Recall Chapter 8 on Bloom’s Taxonomy (Vanderbilt University, n.d.).  Note that computers can process and correlate billions of bits of information per second, whereas the human brain at the consciousness level is very limited in that capacity. Also note that the human brain can integrate many pieces of related information and create new and original ideas, not just correlates. Looking at Bloom’s taxonomy, computers can remember, understand, apply, analyze and even evaluate information. But at the top of Bloom’s taxonomy, only the human brain can create new and original ideas integrating many pieces information from a wide variety of historic sources and come up with something completely new and of possible value to society. Restated, computers cannot and will not be able to synthisophize, integrate the wisdoms of history into present culture. Only we, the people, can do that.

References

  • Houle, A. 1995. “The United States of America, A Motif for the Individual and Society.” SKOLE, the Journal of Alternative Education, Summer 1995, Vol 12, No.3.

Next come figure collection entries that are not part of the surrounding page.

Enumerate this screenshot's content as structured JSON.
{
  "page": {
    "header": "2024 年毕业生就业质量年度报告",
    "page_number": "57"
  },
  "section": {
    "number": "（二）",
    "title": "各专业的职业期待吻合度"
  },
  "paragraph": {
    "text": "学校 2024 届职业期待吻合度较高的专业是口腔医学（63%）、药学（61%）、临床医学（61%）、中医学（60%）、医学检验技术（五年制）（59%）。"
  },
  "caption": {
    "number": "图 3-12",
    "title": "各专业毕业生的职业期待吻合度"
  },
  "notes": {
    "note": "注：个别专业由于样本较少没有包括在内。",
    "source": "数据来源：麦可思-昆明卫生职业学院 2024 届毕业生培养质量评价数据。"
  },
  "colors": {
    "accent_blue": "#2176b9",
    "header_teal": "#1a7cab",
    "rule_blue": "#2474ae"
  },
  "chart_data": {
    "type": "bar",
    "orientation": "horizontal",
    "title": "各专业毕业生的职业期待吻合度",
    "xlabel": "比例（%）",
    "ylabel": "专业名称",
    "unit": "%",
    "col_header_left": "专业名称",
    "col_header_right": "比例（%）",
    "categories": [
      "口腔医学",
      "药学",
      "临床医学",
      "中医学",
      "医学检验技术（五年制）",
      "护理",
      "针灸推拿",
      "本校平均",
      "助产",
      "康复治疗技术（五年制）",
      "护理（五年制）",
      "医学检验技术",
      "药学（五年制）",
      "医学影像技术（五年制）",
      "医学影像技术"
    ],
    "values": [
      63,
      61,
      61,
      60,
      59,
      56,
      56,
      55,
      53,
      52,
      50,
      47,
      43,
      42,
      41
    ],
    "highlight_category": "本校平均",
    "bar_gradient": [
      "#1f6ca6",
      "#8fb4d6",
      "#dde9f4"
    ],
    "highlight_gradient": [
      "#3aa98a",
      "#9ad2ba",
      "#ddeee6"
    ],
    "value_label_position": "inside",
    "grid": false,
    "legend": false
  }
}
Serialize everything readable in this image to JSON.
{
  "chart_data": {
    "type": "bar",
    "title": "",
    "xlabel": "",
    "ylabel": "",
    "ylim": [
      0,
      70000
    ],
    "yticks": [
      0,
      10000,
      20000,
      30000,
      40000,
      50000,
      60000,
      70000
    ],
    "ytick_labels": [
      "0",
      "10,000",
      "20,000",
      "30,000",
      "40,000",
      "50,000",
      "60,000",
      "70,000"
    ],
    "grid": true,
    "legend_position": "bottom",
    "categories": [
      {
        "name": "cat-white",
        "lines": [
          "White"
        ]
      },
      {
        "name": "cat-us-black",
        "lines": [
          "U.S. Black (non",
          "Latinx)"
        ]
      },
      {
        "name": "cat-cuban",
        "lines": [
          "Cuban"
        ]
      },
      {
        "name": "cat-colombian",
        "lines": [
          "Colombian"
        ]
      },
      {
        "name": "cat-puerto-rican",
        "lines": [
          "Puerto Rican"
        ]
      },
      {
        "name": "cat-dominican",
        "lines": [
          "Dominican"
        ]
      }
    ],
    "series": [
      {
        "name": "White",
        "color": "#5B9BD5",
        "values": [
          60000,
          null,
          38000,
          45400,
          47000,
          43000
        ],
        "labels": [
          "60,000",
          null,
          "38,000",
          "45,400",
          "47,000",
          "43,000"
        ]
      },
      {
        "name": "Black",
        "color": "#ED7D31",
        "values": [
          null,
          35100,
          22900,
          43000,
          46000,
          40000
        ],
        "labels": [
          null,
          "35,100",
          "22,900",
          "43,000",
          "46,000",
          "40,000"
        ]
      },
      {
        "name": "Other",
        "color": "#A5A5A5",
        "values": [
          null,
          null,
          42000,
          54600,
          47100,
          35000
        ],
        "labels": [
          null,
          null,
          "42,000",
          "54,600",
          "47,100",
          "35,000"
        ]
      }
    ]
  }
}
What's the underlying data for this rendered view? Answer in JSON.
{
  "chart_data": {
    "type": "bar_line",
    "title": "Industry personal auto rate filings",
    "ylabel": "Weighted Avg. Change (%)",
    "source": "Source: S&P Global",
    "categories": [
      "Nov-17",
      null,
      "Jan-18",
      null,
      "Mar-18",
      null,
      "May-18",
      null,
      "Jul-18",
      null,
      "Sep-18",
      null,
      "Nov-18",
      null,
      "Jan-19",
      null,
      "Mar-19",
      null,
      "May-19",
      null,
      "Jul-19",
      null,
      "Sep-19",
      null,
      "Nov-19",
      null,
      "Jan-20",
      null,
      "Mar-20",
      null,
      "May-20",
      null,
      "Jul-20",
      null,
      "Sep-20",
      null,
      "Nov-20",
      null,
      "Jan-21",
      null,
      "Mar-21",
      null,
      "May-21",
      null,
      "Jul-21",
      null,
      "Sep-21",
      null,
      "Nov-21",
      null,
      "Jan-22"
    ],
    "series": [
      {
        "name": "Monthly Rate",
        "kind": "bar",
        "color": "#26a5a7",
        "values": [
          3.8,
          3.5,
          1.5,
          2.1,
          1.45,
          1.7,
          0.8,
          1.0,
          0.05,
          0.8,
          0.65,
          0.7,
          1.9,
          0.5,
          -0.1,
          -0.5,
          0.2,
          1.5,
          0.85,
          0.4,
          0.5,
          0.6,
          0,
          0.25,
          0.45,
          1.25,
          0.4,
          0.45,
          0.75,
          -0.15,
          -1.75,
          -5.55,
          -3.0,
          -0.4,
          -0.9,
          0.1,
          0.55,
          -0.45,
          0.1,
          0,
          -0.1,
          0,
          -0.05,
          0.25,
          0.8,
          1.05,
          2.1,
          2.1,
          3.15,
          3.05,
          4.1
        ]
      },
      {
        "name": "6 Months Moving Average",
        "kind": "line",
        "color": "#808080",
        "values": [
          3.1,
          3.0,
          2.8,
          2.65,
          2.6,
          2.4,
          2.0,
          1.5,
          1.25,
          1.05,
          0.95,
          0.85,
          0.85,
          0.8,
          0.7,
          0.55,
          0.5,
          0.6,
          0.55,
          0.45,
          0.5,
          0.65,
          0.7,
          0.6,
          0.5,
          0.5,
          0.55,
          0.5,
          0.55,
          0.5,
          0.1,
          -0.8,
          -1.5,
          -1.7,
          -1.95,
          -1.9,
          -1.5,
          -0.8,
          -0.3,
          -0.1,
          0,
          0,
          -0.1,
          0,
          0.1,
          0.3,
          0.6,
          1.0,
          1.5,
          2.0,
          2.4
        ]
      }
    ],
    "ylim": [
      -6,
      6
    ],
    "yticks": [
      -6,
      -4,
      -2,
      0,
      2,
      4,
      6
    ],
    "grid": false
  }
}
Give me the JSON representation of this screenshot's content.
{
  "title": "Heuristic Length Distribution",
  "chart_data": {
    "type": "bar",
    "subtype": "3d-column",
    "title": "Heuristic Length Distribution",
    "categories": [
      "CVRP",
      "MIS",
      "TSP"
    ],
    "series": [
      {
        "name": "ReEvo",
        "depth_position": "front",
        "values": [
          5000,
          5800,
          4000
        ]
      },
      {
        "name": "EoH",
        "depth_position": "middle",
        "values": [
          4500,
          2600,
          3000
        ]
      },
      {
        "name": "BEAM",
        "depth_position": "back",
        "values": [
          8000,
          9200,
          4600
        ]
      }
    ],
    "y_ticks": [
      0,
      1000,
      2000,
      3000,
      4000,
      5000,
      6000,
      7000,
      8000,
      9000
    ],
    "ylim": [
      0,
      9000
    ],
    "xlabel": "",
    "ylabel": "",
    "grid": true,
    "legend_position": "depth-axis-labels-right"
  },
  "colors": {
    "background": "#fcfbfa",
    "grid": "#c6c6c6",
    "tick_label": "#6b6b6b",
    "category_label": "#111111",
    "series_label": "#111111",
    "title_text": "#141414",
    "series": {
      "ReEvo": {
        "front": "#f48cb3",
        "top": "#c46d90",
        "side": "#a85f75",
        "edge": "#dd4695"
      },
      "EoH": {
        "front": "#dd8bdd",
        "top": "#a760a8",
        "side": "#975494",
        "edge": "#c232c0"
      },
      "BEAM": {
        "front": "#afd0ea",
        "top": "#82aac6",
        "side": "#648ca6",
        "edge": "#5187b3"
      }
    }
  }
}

  • Junger, S. 2016. Tribe, On Homecoming and Belonging. New York, NY: Twelve, Hatchett Book Group.
  • Mercier, H., and D. Sperber. 2011. Why do humans reason? Arguments for an Argumentative Theory. Behavioral and Brain Sciences 34: 57–111. Available at https://www.dan.sperber.fr/wp- content/uploads/2009/10/pdf. Crossref
  • Pew Research Center. US Politics and Policy. 2017. Political Polarization, 1994-2017, October 20, 2017. Available at https://www.people-press.org/interactives/political-polarization-1994-2017/.
  • Riccio, G. et al. 2004. Warrior Ethos: Analysis of the Concept and Initial Development of Application, U.S. Army Research Institute for the Behavioral and Social Sciences, Sept. 2004.
 Crossref
  • Spafford, C., A. Pesce, and G. Grosser. 1998. The Cyclopedic Education Dictionary. New York, NY: Delmar Publishers.
  • This paper was also published in the Conference Proceedings of the Research Association for Interdisciplinary Studies, August 2020.